Et, parce que le 22 décembre est aussi le jour où mourut Jacques Chancel (1928-2014), j’ajoute cet autre propos, toujours signé Claude Brasseur, glané à la page suivante :

Les gens se sont mis à me reconnaître dans la rue. Mais je n’aime pas tellement la popularité… Je sais que ce genre de propos peut étonner dans la bouche d’un acteur, mais je fais la différence entre popularité et célébrité. Je n’aime pas la popularité parce qu’elle n’est pas forcément synonyme de qualité. De nos jours, il suffit de se montrer dans une émission de téléréalité pour être populaire. C’est un peu ce que je déplore… Je me souviens de cette époque où Jacques Chancel présentait Le Grand Échiquier et Bernard Pivot Apostrophes ou Bouillon de culture, c’était quand même d’un autre niveau. Mais on a changé d’époque et je suis persuadé qu’aujourd’hui si tu installes à la terrasse d’un café un prix Nobel de médecine ou un grand écrivain, personne ne viendra les solliciter. Par contre si à la table d’à côté tu installes la petite Nabilla, ça va être une émeute. Et pourtant d’un côté tu auras ces deux sommités reconnues et célèbres dans le monde entier, et de l’autre une fille qui, malgré sa plastique avantageuse, ne représente rien d’autre que le néant culturel, il faut bien le reconnaître.
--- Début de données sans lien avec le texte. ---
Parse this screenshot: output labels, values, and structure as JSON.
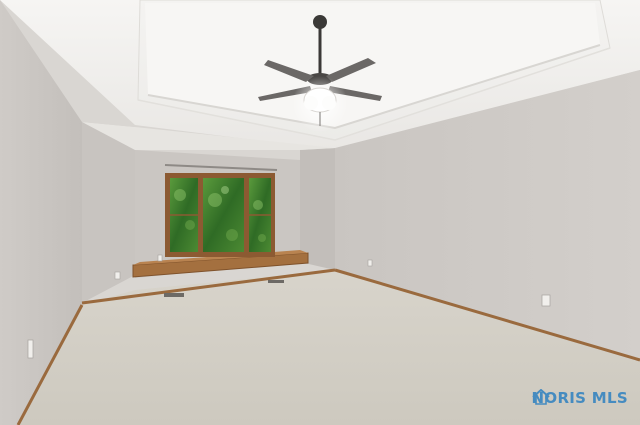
{
  "watermark": {
    "text": "NORIS MLS",
    "color": "#3a86c0"
  },
  "colors": {
    "ceiling": "#f2f1ef",
    "wall_light": "#cfcbc7",
    "wall_shadow": "#bdb8b4",
    "carpet": "#d4d0c6",
    "trim": "#9a6a3e",
    "window_frame": "#8c5a32",
    "foliage": "#3f7a2e"
  }
}
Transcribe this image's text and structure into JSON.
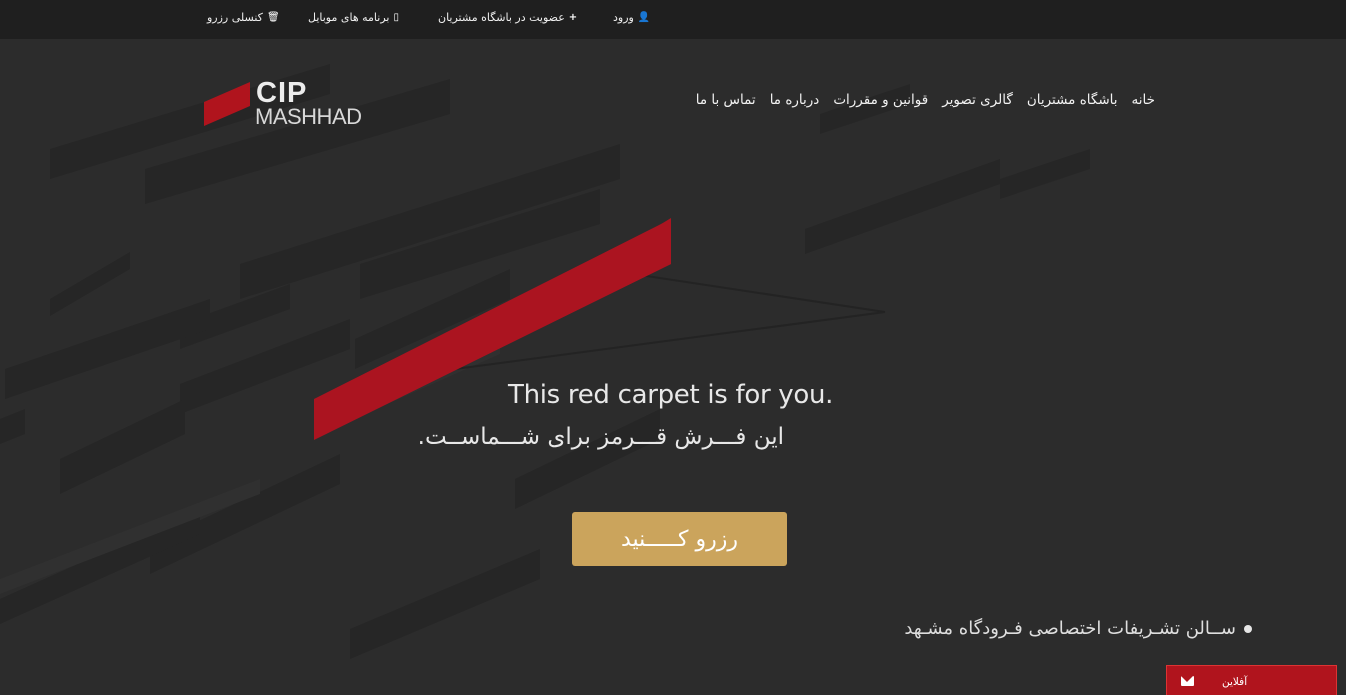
{
  "topbar": {
    "login": "ورود",
    "login_icon": "user-icon",
    "membership": "عضویت در باشگاه مشتریان",
    "membership_icon": "plus-icon",
    "mobile_apps": "برنامه های موبایل",
    "mobile_icon": "mobile-icon",
    "cancel_reservation": "کنسلی رزرو",
    "cancel_icon": "trash-icon"
  },
  "logo": {
    "brand": "CIP",
    "city": "MASHHAD"
  },
  "nav": {
    "items": [
      "خانه",
      "باشگاه مشتریان",
      "گالری تصویر",
      "قوانین و مقررات",
      "درباره ما",
      "تماس با ما"
    ]
  },
  "hero": {
    "title_en": "This red carpet is for you.",
    "title_fa": "این فـــرش قـــرمز برای شـــماســت.",
    "cta_label": "رزرو کـــــنید"
  },
  "footer_note": "ســالن تشـریفات اختصاصی فـرودگاه مشـهد",
  "chat": {
    "label": "آفلاین",
    "icon": "envelope-icon"
  },
  "colors": {
    "accent_red": "#b0141d",
    "cta_gold": "#cba45c",
    "background": "#2c2c2c",
    "topbar": "#1f1f1f"
  }
}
Ce nivellement par le bas me pose problème. Je sais que je vais passer pour un vieux con aux yeux de certains mais je m’en fous. On se plaint que les nouvelles générations ne soient pas assez cultivées… Mais ce n’est pas en invitant Nabilla au Grand Journal qu’on va régler le problème. Encore une fois, je n’ai rien contre cette gamine qui plus tard se rendra compte qu’elle est plus la victime d’un système qu’autre chose. (…) Entre les dérives du Net, l’avènement de la téléréalité et l’écriture SMS, on ne peut pas dire qu’on ait rendu service à notre jeunesse. Je le déplore car on nivelle nos valeurs par le bas et c’est très dangereux pour l’avenir de nos gosses. Encore une fois, je parle sûrement comme un vieux con, mais voir des gamins passer leur journée devant une console de jeu ou passer un repas de famille devant leur IPhone, moi, cela me déprime. On est en train de fabriquer une génération d’assistés et d’illettrés et le pire c’est que cela ne semble pas gêner grand monde.